Shkarayev Maxim S, Schwartz Ira B, Shaw Leah B
Applied Science Department, College of William & Mary, Williamsburg, VA 23187.
Nonlinear Systems Dynamics Section, Plasma Physics Division, Code 6792, US N aval Research Laboratory, Washington, DC 20375.
J Phys A Math Theor. 2013;46(24):245003. doi: 10.1088/1751-8113/46/24/245003.

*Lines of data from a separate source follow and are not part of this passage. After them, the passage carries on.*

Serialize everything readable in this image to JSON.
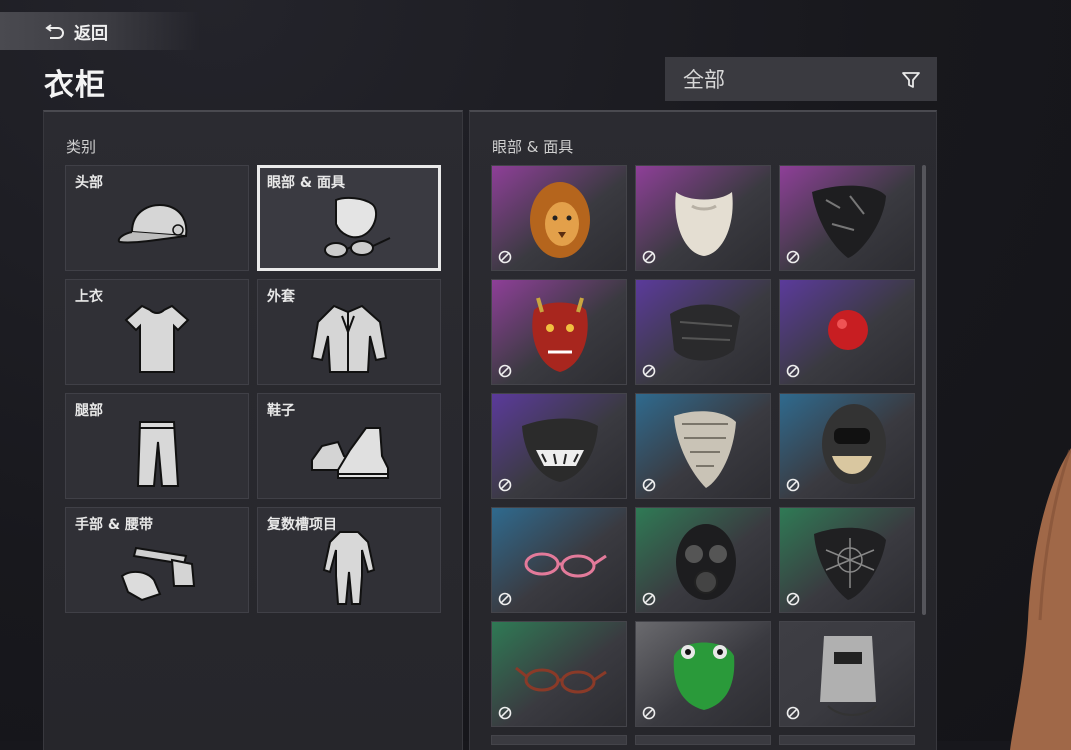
{
  "header": {
    "back_label": "返回",
    "title": "衣柜"
  },
  "filter": {
    "value": "全部"
  },
  "categories_panel": {
    "title": "类别",
    "items": [
      {
        "label": "头部",
        "icon": "cap-icon",
        "selected": false
      },
      {
        "label": "眼部 & 面具",
        "icon": "mask-glasses-icon",
        "selected": true
      },
      {
        "label": "上衣",
        "icon": "tshirt-icon",
        "selected": false
      },
      {
        "label": "外套",
        "icon": "jacket-icon",
        "selected": false
      },
      {
        "label": "腿部",
        "icon": "pants-icon",
        "selected": false
      },
      {
        "label": "鞋子",
        "icon": "shoes-icon",
        "selected": false
      },
      {
        "label": "手部 & 腰带",
        "icon": "gloves-belt-icon",
        "selected": false
      },
      {
        "label": "复数槽项目",
        "icon": "jumpsuit-icon",
        "selected": false
      }
    ]
  },
  "items_panel": {
    "title": "眼部 & 面具",
    "items": [
      {
        "name": "lion-mask",
        "bg": "#8e3f98"
      },
      {
        "name": "white-beard",
        "bg": "#8e3f98"
      },
      {
        "name": "black-bandana",
        "bg": "#8e3f98"
      },
      {
        "name": "red-oni-mask",
        "bg": "#8e3f98"
      },
      {
        "name": "dark-face-mask",
        "bg": "#5b3a9b"
      },
      {
        "name": "red-clown-nose",
        "bg": "#5b3a9b"
      },
      {
        "name": "tiger-face-mask",
        "bg": "#5b3a9b"
      },
      {
        "name": "shemagh-scarf",
        "bg": "#2f6a8e"
      },
      {
        "name": "balaclava-skull",
        "bg": "#2f6a8e"
      },
      {
        "name": "pink-glasses",
        "bg": "#2f6a8e"
      },
      {
        "name": "gas-mask",
        "bg": "#2f7a55"
      },
      {
        "name": "spider-web-bandana",
        "bg": "#2f7a55"
      },
      {
        "name": "brown-glasses",
        "bg": "#2f7a55"
      },
      {
        "name": "green-crocodile-mask",
        "bg": "#6a6a6e"
      },
      {
        "name": "welding-helmet",
        "bg": "#3e3e44"
      }
    ]
  }
}
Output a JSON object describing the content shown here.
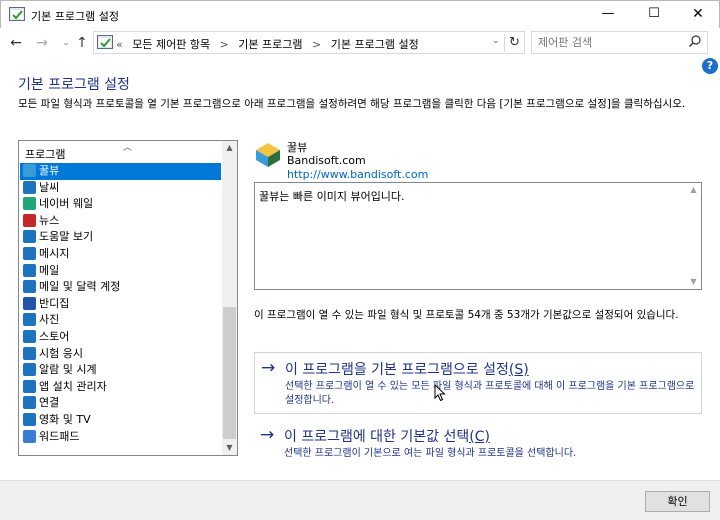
{
  "window": {
    "title": "기본 프로그램 설정"
  },
  "window_controls": {
    "minimize": "—",
    "maximize": "☐",
    "close": "✕"
  },
  "nav": {
    "back": "←",
    "forward": "→",
    "history": "⌄",
    "up": "↑"
  },
  "address": {
    "prefix": "«",
    "crumbs": [
      "모든 제어판 항목",
      "기본 프로그램",
      "기본 프로그램 설정"
    ],
    "separator": ">"
  },
  "search": {
    "placeholder": "제어판 검색"
  },
  "help": {
    "label": "?"
  },
  "page": {
    "title": "기본 프로그램 설정",
    "description": "모든 파일 형식과 프로토콜을 열 기본 프로그램으로 아래 프로그램을 설정하려면 해당 프로그램을 클릭한 다음 [기본 프로그램으로 설정]을 클릭하십시오."
  },
  "program_list": {
    "header": "프로그램",
    "selected_index": 0,
    "items": [
      {
        "label": "꿀뷰",
        "icon": "honeyview-icon",
        "color": "#3a9bd9"
      },
      {
        "label": "날씨",
        "icon": "weather-icon",
        "color": "#1e73be"
      },
      {
        "label": "네이버 웨일",
        "icon": "whale-icon",
        "color": "#1fa67a"
      },
      {
        "label": "뉴스",
        "icon": "news-icon",
        "color": "#c62828"
      },
      {
        "label": "도움말 보기",
        "icon": "help-view-icon",
        "color": "#1e73be"
      },
      {
        "label": "메시지",
        "icon": "messaging-icon",
        "color": "#1e73be"
      },
      {
        "label": "메일",
        "icon": "mail-icon",
        "color": "#1e73be"
      },
      {
        "label": "메일 및 달력 계정",
        "icon": "calendar-icon",
        "color": "#1e73be"
      },
      {
        "label": "반디집",
        "icon": "bandizip-icon",
        "color": "#2255aa"
      },
      {
        "label": "사진",
        "icon": "photos-icon",
        "color": "#1e73be"
      },
      {
        "label": "스토어",
        "icon": "store-icon",
        "color": "#1e73be"
      },
      {
        "label": "시험 응시",
        "icon": "take-a-test-icon",
        "color": "#1e73be"
      },
      {
        "label": "알람 및 시계",
        "icon": "alarm-icon",
        "color": "#1e73be"
      },
      {
        "label": "앱 설치 관리자",
        "icon": "app-installer-icon",
        "color": "#1e73be"
      },
      {
        "label": "연결",
        "icon": "connect-icon",
        "color": "#1e73be"
      },
      {
        "label": "영화 및 TV",
        "icon": "movies-icon",
        "color": "#1e73be"
      },
      {
        "label": "워드패드",
        "icon": "wordpad-icon",
        "color": "#3a7bd5"
      }
    ]
  },
  "selected_program": {
    "name": "꿀뷰",
    "company": "Bandisoft.com",
    "url": "http://www.bandisoft.com",
    "description": "꿀뷰는 빠른 이미지 뷰어입니다.",
    "status": "이 프로그램이 열 수 있는 파일 형식 및 프로토콜 54개 중 53개가 기본값으로 설정되어 있습니다."
  },
  "actions": {
    "set_default": {
      "title": "이 프로그램을 기본 프로그램으로 설정",
      "hotkey": "(S)",
      "subtitle": "선택한 프로그램이 열 수 있는 모든 파일 형식과 프로토콜에 대해 이 프로그램을 기본 프로그램으로 설정합니다."
    },
    "choose_defaults": {
      "title": "이 프로그램에 대한 기본값 선택",
      "hotkey": "(C)",
      "subtitle": "선택한 프로그램이 기본으로 여는 파일 형식과 프로토콜을 선택합니다."
    }
  },
  "footer": {
    "ok_label": "확인"
  }
}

We model recruitment in adaptive social networks in the presence of birth and death processes. Recruitment is characterized by nodes changing their status to that of the recruiting class as a result of contact with recruiting nodes. Only a susceptible subset of nodes can be recruited. The recruiting individuals may adapt their connections in order to improve recruitment capabilities, thus changing the network structure adaptively. We derive a mean field theory to predict the dependence of the growth threshold of the recruiting class on the adaptation parameter. Furthermore, we investigate the effect of adaptation on the recruitment level, as well as on network topology. The theoretical predictions are compared with direct simulations of the full system. We identify two parameter regimes with qualitatively different bifurcation diagrams depending on whether nodes become susceptible frequently (multiple times in their lifetime) or rarely (much less than once per lifetime).
我们对存在出生和死亡过程的自适应社交网络中的招募进行建模。招募的特征是节点由于与招募节点接触而将其状态转变为招募类别的状态。只有节点的易感子集可以被招募。招募个体可能会调整其连接以提高招募能力,从而自适应地改变网络结构。我们推导了一个平均场理论来预测招募类别的增长阈值对适应参数的依赖性。此外,我们研究了适应对招募水平以及网络拓扑的影响。将理论预测与完整系统的直接模拟进行比较。我们根据节点是频繁变得易感(在其生命周期内多次)还是很少变得易感(远低于每生命周期一次),识别出具有定性不同分岔图的两种参数 regime。